Sawicki: Wir sehen gerade die Auswüchse: dass Ärzte Patienten an Kliniken verkaufen für Fangprämien, dass Ärzte Geld dafür kassieren, wenn sie bestimmte Medikamente verschreiben. Die Ärzte müssen aufpassen, dass sie nicht zu Krämern werden. Man muss dem Arzt vertrauen können. Und das gelingt nicht, wenn man denkt: Macht der das jetzt, weil er dadurch mehr Geld verdient oder weil diese Untersuchung wirklich nötig ist?
spektrumdirekt: Die Bedürfnisse der Patienten sollen wieder stärker in den Vordergrund rücken?
Peter Sawicki: Ja. Und zwar auch, was die Ehrlichkeit betrifft.
"Die Menschen müssten informiert werden über den tatsächlichen Nutzen und Schaden medizinischer Behandlungen"
Die Bevölkerung hat eine unrealistisch positive Einschätzung vom Nutzen medizinischer Behandlungen. Die Menschen müssten informiert werden über den tatsächlichen Nutzen und Schaden der Interventionen. Wenn man Frauen sagen würde, wie viele von zehn Jahren Mammografie-Screening profitieren – das sind eine bis maximal zwei von 1000 Patientinnen –, dann würden viele das nicht machen. Ich vermisse die Ehrlichkeit bei der Information der Patienten. spektrumdirekt: Warum fehlt diese Ehrlichkeit?

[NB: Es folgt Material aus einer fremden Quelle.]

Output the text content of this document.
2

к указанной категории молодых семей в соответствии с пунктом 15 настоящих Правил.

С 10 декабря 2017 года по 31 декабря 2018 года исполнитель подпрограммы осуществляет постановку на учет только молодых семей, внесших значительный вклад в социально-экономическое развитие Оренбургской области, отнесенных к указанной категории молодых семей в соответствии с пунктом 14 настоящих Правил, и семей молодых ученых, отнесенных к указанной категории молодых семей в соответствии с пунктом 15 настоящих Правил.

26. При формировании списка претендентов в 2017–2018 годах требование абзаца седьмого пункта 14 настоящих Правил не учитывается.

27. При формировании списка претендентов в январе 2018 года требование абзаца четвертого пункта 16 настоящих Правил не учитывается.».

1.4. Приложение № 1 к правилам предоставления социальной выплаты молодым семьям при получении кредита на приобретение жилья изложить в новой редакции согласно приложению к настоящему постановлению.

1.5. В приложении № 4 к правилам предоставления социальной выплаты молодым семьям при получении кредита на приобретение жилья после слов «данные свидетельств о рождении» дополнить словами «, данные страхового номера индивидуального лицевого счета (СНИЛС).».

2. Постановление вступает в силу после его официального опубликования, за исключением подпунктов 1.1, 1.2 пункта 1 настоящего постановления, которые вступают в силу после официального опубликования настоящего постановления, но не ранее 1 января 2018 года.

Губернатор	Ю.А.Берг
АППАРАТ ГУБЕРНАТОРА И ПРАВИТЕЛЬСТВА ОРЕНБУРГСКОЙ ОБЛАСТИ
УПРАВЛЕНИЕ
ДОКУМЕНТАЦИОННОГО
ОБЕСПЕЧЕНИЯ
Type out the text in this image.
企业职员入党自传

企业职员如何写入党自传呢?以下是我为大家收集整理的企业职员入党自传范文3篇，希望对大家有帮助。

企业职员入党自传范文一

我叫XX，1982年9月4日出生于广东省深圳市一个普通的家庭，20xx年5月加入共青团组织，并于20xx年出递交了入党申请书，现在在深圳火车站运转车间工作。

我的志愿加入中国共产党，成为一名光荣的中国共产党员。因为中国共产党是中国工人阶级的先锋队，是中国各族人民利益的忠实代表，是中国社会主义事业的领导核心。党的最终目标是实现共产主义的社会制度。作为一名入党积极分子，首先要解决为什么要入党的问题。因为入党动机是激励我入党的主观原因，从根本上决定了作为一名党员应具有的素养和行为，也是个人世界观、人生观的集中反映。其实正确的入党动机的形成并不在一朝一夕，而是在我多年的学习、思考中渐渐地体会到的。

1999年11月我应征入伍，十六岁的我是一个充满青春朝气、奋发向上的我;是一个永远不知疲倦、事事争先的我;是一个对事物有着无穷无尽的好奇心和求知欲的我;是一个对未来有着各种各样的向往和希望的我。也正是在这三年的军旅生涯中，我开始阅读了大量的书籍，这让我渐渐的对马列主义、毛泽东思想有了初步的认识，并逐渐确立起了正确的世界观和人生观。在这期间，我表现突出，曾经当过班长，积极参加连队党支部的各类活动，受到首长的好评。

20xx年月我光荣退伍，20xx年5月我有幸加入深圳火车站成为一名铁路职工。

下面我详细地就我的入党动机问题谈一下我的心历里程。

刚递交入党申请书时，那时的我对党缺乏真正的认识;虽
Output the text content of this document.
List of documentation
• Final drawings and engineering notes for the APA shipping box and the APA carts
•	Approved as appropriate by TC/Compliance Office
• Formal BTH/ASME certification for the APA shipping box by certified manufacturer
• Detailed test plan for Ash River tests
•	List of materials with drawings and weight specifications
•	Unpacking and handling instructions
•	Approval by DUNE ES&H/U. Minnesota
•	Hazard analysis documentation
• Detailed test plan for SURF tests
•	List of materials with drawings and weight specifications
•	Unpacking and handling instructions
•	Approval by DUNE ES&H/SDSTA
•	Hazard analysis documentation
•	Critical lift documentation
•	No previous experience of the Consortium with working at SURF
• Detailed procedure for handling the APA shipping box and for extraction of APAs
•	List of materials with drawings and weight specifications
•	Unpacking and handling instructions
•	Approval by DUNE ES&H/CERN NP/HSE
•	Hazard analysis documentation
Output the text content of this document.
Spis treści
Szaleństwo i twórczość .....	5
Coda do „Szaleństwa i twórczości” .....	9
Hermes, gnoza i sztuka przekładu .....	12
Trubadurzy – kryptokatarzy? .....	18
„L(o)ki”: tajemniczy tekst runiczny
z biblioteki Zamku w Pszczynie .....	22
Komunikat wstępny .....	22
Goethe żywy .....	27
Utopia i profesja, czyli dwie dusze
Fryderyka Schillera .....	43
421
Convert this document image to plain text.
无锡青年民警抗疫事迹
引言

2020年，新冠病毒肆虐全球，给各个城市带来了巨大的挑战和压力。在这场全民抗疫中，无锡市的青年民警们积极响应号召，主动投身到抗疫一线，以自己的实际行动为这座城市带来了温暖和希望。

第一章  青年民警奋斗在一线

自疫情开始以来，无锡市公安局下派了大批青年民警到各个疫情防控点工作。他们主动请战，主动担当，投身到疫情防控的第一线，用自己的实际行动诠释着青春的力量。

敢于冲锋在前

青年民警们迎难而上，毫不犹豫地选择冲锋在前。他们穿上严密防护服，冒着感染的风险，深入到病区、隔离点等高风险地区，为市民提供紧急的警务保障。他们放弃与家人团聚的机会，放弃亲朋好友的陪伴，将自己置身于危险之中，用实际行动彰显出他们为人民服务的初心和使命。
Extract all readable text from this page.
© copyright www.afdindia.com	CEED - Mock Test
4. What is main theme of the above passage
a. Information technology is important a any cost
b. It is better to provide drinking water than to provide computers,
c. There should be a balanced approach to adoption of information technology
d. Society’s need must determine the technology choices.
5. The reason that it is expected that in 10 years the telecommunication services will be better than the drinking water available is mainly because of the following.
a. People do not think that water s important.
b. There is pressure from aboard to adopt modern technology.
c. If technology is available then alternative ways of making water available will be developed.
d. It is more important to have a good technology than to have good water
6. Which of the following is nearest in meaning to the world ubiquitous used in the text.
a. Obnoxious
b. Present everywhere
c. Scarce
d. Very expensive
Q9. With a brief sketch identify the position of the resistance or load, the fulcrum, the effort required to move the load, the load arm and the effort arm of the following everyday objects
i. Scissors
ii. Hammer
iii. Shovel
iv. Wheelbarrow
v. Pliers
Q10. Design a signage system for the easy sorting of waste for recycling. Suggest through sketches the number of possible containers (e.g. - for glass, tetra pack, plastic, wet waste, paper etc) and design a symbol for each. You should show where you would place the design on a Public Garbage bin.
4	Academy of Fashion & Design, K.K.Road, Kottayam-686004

Sawicki: Ärzte und Politiker wollen Gutes tun und Hoffnung vermitteln. Dafür übertreiben sie gerne. Wenn man sagt, wir tun jetzt etwas zur Prävention von Brustkrebs, dann kann man nicht sagen, davon profitiert aber nur eine von 1000. Das ist viel zu wenig und vermittelt keine Hoffnung. In dieser paternalistisch-euphemistischen Suppe, in der wir schwimmen, können sich die Patienten aber nicht zurechtfinden. Man müsste ihnen reinen Wein einschenken. Ich denke, dass die Wahrheit zumutbar ist, dass Patienten selbst entscheiden können. Man muss die Menschen endlich ernst nehmen. Das tun momentan weder die Ärzte noch die Politiker.